After this experience, in which he worked as an actor and theater director, he also had a prolonged success in 1858 as Asa Trenchard in the work of Tom Taylor Our American Cousin, represented at the Laura Keene Theater in New York. The play was a milestone in his career, as it was for actor Edward Askew Sothern. The naturalness, spontaneity and humor with which he made the love scenes, revealed a spirit for comedy that was new among his contemporaries, always accustomed to more artificial conventions.

Other early roles included Newman Noggs in Nicholas Nickleby, Caleb Plummer in Dot (adaptation of The Cricket of Home), Dr. Pangloss in George Colman’s play The Young The Heir at Law, Salem Scudder in The Octoroon, and Bob Acres in The Rivals.

In 1859, Jefferson made a version of the Washington Irving story “Rip van Winkle” based on the old performances, and acted successfully in Washington, DC, with Sophie Gimber Kuhn playing Lowenna. At the beginning of November of 1861 he arrived in Sydney, and played a fruitful season presenting in Australia Rip Van Winkle, Our American Cousin, The Octoroon and other works. He premiered in Melbourne on March 31, 1862, and had a successful record of performances over six months.

Last years

Jefferson continued to represent Rip Van Winkle for forty years, playing little more than that character. In August of 1866 he returned to the United States. Back in his country, Jefferson made repertoire theater with annual tours in which he represented the aforementioned works. He was one of the first theatrical artists to establish combinations that ousted the old system of local repertoire theater companies.

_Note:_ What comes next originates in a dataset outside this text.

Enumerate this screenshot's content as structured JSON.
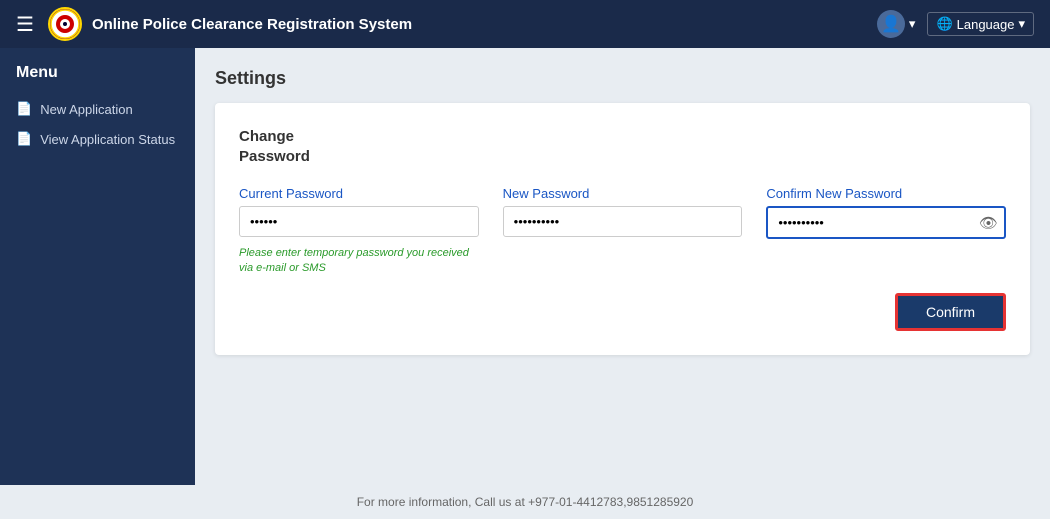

Jefferson also worked on several films about his character Rip Van Winkle, as was the case with the 1896 production Awakening of Rip, which is preserved in the National Film Registry. Jefferson’s son, Thomas, followed in his father’s footsteps and also incarnated the character in different films shot in the twentieth century. Joseph Jefferson also made several recordings, always with material from “Rip Van Winkle”.

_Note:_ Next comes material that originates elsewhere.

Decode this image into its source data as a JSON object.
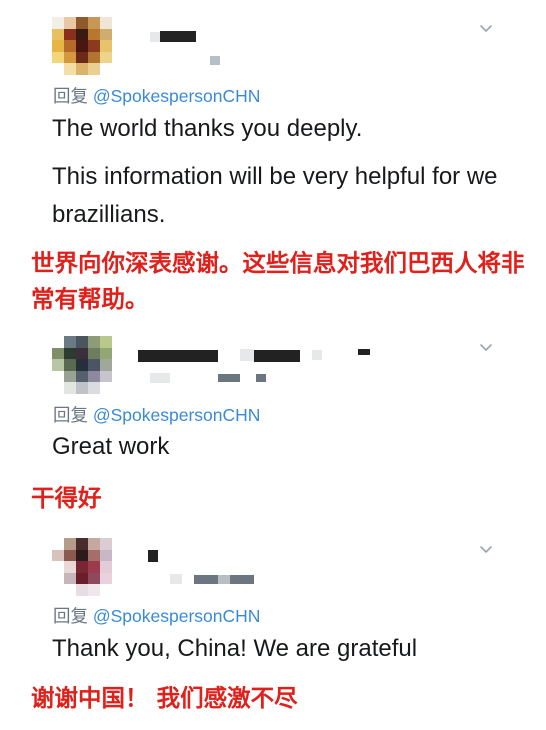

With the exception of minor roles, such as that of the gravedigger in Hamlet, which he played in a production with big stars headed by Edwin Booth, Jefferson did not create any new characters after 1865; and the success of Rip Van Winkle was so important that it was often said that he was an actor of a single character. If this was a defect, it was a fault of the public, who never got tired of his master piece.

Personal life

No other actor was more honored for his professional achievements or his character. He had a friendship with many prominent men of American politics, art, and literature, including President Grover Cleveland. He was an enthusiastic fisherman and a nature lover, and he also liked to paint. Jefferson was also a founding member and second president of The Players of Manhattan.

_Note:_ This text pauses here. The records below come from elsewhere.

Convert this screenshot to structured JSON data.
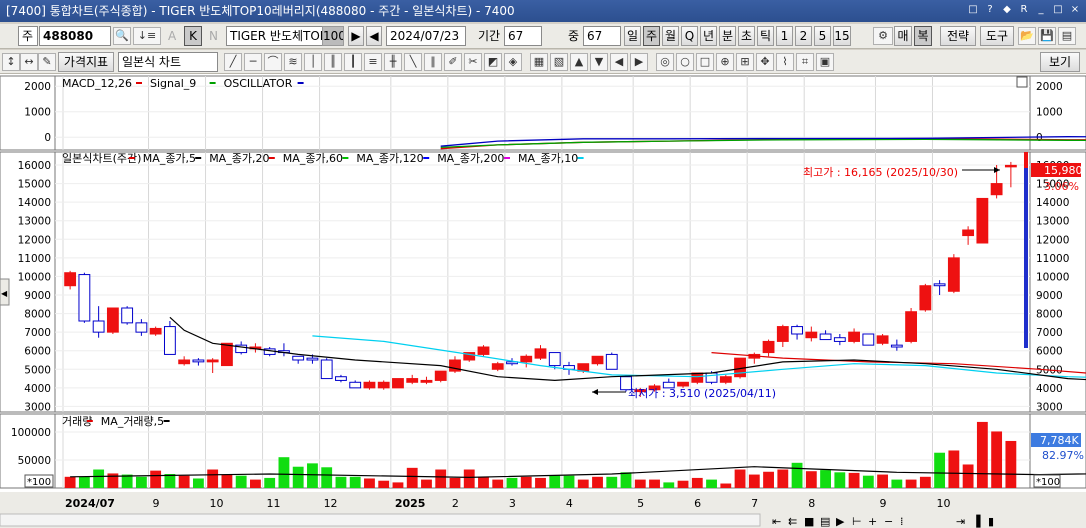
{
  "window": {
    "title": "[7400] 통합차트(주식종합) - TIGER 반도체TOP10레버리지(488080 - 주간 - 일본식차트) - 7400",
    "buttons": [
      "□",
      "?",
      "◆",
      "R",
      "_",
      "□",
      "×"
    ]
  },
  "toolbar1": {
    "market_select": "주",
    "code_input": "488080",
    "name_field": "TIGER 반도체TOP1",
    "name_suffix": "100",
    "date_field": "2024/07/23",
    "period_label": "기간",
    "period_value": "67",
    "count_label": "중",
    "count_value": "67",
    "period_buttons": [
      "일",
      "주",
      "월",
      "Q",
      "년",
      "분",
      "초",
      "틱",
      "1",
      "2",
      "5",
      "15"
    ],
    "active_period": "주",
    "right_buttons": [
      "매",
      "복",
      "전략",
      "도구"
    ],
    "extra_labels": [
      "A",
      "K",
      "N"
    ]
  },
  "toolbar2": {
    "indicator_button": "가격지표",
    "chart_type_select": "일본식 차트",
    "view_button": "보기"
  },
  "macd_pane": {
    "legend": [
      "MACD_12,26",
      "Signal_9",
      "OSCILLATOR"
    ],
    "legend_colors": [
      "#e00000",
      "#00a000",
      "#0000c0"
    ],
    "y_ticks": [
      "2000",
      "1000",
      "0"
    ]
  },
  "price_pane": {
    "legend": [
      "일본식차트(주간)",
      "MA_종가,5",
      "MA_종가,20",
      "MA_종가,60",
      "MA_종가,120",
      "MA_종가,200",
      "MA_종가,10"
    ],
    "legend_colors": [
      "#e00000",
      "#000000",
      "#e00000",
      "#00c000",
      "#0000ff",
      "#e000e0",
      "#00d0f0"
    ],
    "y_ticks": [
      "16000",
      "15000",
      "14000",
      "13000",
      "12000",
      "11000",
      "10000",
      "9000",
      "8000",
      "7000",
      "6000",
      "5000",
      "4000",
      "3000"
    ],
    "high_label": "최고가 : 16,165 (2025/10/30)",
    "low_label": "최저가 : 3,510 (2025/04/11)",
    "last_price": "15,980",
    "change_pct": "3.06%"
  },
  "volume_pane": {
    "legend": [
      "거래량",
      "MA_거래량,5"
    ],
    "legend_colors": [
      "#e00000",
      "#000000"
    ],
    "y_ticks": [
      "100000",
      "50000"
    ],
    "unit_label": "*100",
    "last_volume": "7,784K",
    "volume_pct": "82.97%"
  },
  "x_axis": {
    "labels": [
      "2024/07",
      "9",
      "10",
      "11",
      "12",
      "2025",
      "2",
      "3",
      "4",
      "5",
      "6",
      "7",
      "8",
      "9",
      "10"
    ]
  },
  "colors": {
    "up": "#ee1111",
    "down_fill": "#ffffff",
    "down_stroke": "#0000cc",
    "vol_up": "#ee1111",
    "vol_down": "#11dd11"
  },
  "chart_data": {
    "type": "candlestick",
    "ohlc": [
      [
        9500,
        10300,
        9300,
        10200
      ],
      [
        10100,
        10200,
        7500,
        7600
      ],
      [
        7600,
        8400,
        6700,
        7000
      ],
      [
        7000,
        8300,
        6900,
        8300
      ],
      [
        8300,
        8400,
        7400,
        7500
      ],
      [
        7500,
        7700,
        6800,
        7000
      ],
      [
        6900,
        7300,
        6800,
        7200
      ],
      [
        7300,
        7600,
        5800,
        5800
      ],
      [
        5300,
        5700,
        5200,
        5500
      ],
      [
        5500,
        5600,
        5200,
        5400
      ],
      [
        5400,
        5600,
        4800,
        5500
      ],
      [
        5200,
        6400,
        5200,
        6400
      ],
      [
        6300,
        6500,
        5800,
        5900
      ],
      [
        6100,
        6400,
        5900,
        6200
      ],
      [
        6100,
        6200,
        5700,
        5800
      ],
      [
        6000,
        6400,
        5700,
        5900
      ],
      [
        5700,
        5700,
        5300,
        5500
      ],
      [
        5600,
        5800,
        5300,
        5500
      ],
      [
        5500,
        5600,
        4500,
        4500
      ],
      [
        4600,
        4700,
        4300,
        4400
      ],
      [
        4300,
        4400,
        4000,
        4000
      ],
      [
        4000,
        4400,
        3900,
        4300
      ],
      [
        4000,
        4400,
        3900,
        4300
      ],
      [
        4000,
        4500,
        4000,
        4500
      ],
      [
        4300,
        4700,
        4200,
        4500
      ],
      [
        4300,
        4600,
        4200,
        4400
      ],
      [
        4400,
        4900,
        4300,
        4900
      ],
      [
        4900,
        5700,
        4800,
        5500
      ],
      [
        5500,
        5900,
        5400,
        5900
      ],
      [
        5800,
        6300,
        5700,
        6200
      ],
      [
        5000,
        5400,
        4900,
        5300
      ],
      [
        5400,
        5600,
        5200,
        5300
      ],
      [
        5400,
        5800,
        5100,
        5700
      ],
      [
        5600,
        6300,
        5500,
        6100
      ],
      [
        5900,
        5900,
        5000,
        5200
      ],
      [
        5200,
        5400,
        4700,
        5000
      ],
      [
        4900,
        5300,
        4800,
        5300
      ],
      [
        5300,
        5700,
        5200,
        5700
      ],
      [
        5800,
        5900,
        5000,
        5000
      ],
      [
        4600,
        4700,
        3800,
        3900
      ],
      [
        3800,
        4000,
        3510,
        3900
      ],
      [
        3900,
        4200,
        3800,
        4100
      ],
      [
        4300,
        4500,
        4000,
        4000
      ],
      [
        4100,
        4300,
        4000,
        4300
      ],
      [
        4300,
        4800,
        4200,
        4800
      ],
      [
        4800,
        4900,
        4200,
        4300
      ],
      [
        4300,
        4700,
        4200,
        4600
      ],
      [
        4600,
        5600,
        4500,
        5600
      ],
      [
        5600,
        5900,
        5300,
        5800
      ],
      [
        5900,
        6600,
        5700,
        6500
      ],
      [
        6500,
        7400,
        6200,
        7300
      ],
      [
        7300,
        7400,
        6600,
        6900
      ],
      [
        6700,
        7300,
        6500,
        7000
      ],
      [
        6900,
        7100,
        6600,
        6600
      ],
      [
        6700,
        6900,
        6300,
        6500
      ],
      [
        6500,
        7200,
        6400,
        7000
      ],
      [
        6900,
        6900,
        6300,
        6300
      ],
      [
        6400,
        6900,
        6300,
        6800
      ],
      [
        6300,
        6600,
        6000,
        6200
      ],
      [
        6500,
        8300,
        6400,
        8100
      ],
      [
        8200,
        9600,
        8100,
        9500
      ],
      [
        9600,
        9800,
        9000,
        9500
      ],
      [
        9200,
        11200,
        9100,
        11000
      ],
      [
        12200,
        12700,
        11700,
        12500
      ],
      [
        11800,
        14000,
        11800,
        14200
      ],
      [
        14400,
        16000,
        14200,
        15000
      ],
      [
        15900,
        16165,
        14800,
        15980
      ]
    ],
    "volume": [
      20000,
      20000,
      33000,
      26000,
      24000,
      20000,
      31000,
      25000,
      22000,
      17000,
      33000,
      24000,
      22000,
      15000,
      18000,
      55000,
      38000,
      44000,
      37000,
      20000,
      20000,
      17000,
      13000,
      10000,
      36000,
      15000,
      33000,
      18000,
      33000,
      20000,
      15000,
      18000,
      20000,
      18000,
      23000,
      22000,
      15000,
      20000,
      20000,
      28000,
      15000,
      15000,
      10000,
      13000,
      18000,
      15000,
      8000,
      33000,
      24000,
      29000,
      33000,
      45000,
      30000,
      32000,
      28000,
      27000,
      22000,
      24000,
      15000,
      15000,
      20000,
      63000,
      67000,
      42000,
      118000,
      101000,
      84000
    ],
    "ma_black": [
      [
        700,
        7800
      ],
      [
        800,
        7100
      ],
      [
        1000,
        6400
      ],
      [
        1600,
        5800
      ],
      [
        2000,
        5500
      ],
      [
        2600,
        5200
      ],
      [
        3000,
        4600
      ],
      [
        3400,
        4400
      ],
      [
        3800,
        4600
      ],
      [
        4500,
        4800
      ],
      [
        5000,
        5400
      ],
      [
        5500,
        5500
      ],
      [
        6000,
        5300
      ],
      [
        6500,
        5000
      ],
      [
        7000,
        4500
      ],
      [
        7500,
        4300
      ],
      [
        8000,
        4300
      ],
      [
        8400,
        4700
      ],
      [
        8700,
        5600
      ],
      [
        9000,
        6400
      ],
      [
        9500,
        6800
      ],
      [
        10000,
        6700
      ],
      [
        10500,
        6600
      ],
      [
        11000,
        6400
      ],
      [
        11500,
        6400
      ],
      [
        12000,
        6600
      ],
      [
        12500,
        8200
      ],
      [
        13000,
        10000
      ],
      [
        13400,
        12200
      ],
      [
        13800,
        13600
      ]
    ],
    "ma_cyan": [
      [
        1700,
        6800
      ],
      [
        2200,
        6500
      ],
      [
        2800,
        5800
      ],
      [
        3300,
        5200
      ],
      [
        3800,
        4700
      ],
      [
        4400,
        4600
      ],
      [
        5000,
        5000
      ],
      [
        5500,
        5300
      ],
      [
        6000,
        5200
      ],
      [
        6500,
        4800
      ],
      [
        7000,
        4600
      ],
      [
        7500,
        4500
      ],
      [
        8000,
        4600
      ],
      [
        8400,
        5000
      ],
      [
        8900,
        5600
      ],
      [
        9400,
        6200
      ],
      [
        10000,
        6500
      ],
      [
        10500,
        6500
      ],
      [
        11000,
        6400
      ],
      [
        11500,
        6600
      ],
      [
        12200,
        7600
      ],
      [
        12800,
        8800
      ],
      [
        13400,
        10000
      ],
      [
        13800,
        10700
      ]
    ],
    "ma_red": [
      [
        4500,
        5900
      ],
      [
        5000,
        5600
      ],
      [
        5600,
        5400
      ],
      [
        6200,
        5300
      ],
      [
        6800,
        5000
      ],
      [
        7300,
        4700
      ],
      [
        7800,
        4600
      ],
      [
        8300,
        4500
      ],
      [
        8800,
        4800
      ],
      [
        9400,
        5100
      ],
      [
        10000,
        5300
      ],
      [
        10800,
        5500
      ],
      [
        11500,
        5800
      ],
      [
        12100,
        6600
      ],
      [
        12800,
        7600
      ],
      [
        13400,
        8200
      ],
      [
        13800,
        8600
      ]
    ],
    "ma_green": [
      [
        12300,
        5600
      ],
      [
        12800,
        5700
      ],
      [
        13300,
        5900
      ],
      [
        13800,
        6100
      ]
    ],
    "vol_ma": [
      [
        0,
        20000
      ],
      [
        1400,
        25000
      ],
      [
        2800,
        19000
      ],
      [
        3800,
        25000
      ],
      [
        4800,
        38000
      ],
      [
        5800,
        28000
      ],
      [
        6800,
        24000
      ],
      [
        7800,
        28000
      ],
      [
        8800,
        26000
      ],
      [
        9800,
        20000
      ],
      [
        10800,
        30000
      ],
      [
        11400,
        32000
      ],
      [
        12200,
        22000
      ],
      [
        12600,
        28000
      ],
      [
        13200,
        50000
      ],
      [
        13800,
        70000
      ]
    ]
  }
}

Jefferson was married twice: in 1850, at 21 years of age, with the actress Margaret Clements Lockyer (1832-1861), whose early death left him with four children; in 1867 he married Sarah Warren, niece of actor William Warren.

Jefferson bought a place called Orange Island, in Louisiana, where he built a house once the Civil War ended. The place, in a peninsular area in Lake Peigneur, was later called Jefferson Island.

Joseph Jefferson died of pneumonia on April 23, 1905 at his home in Palm Beach, Florida. He was buried at Bay View Cemetery in Sandwich, Barnstable County.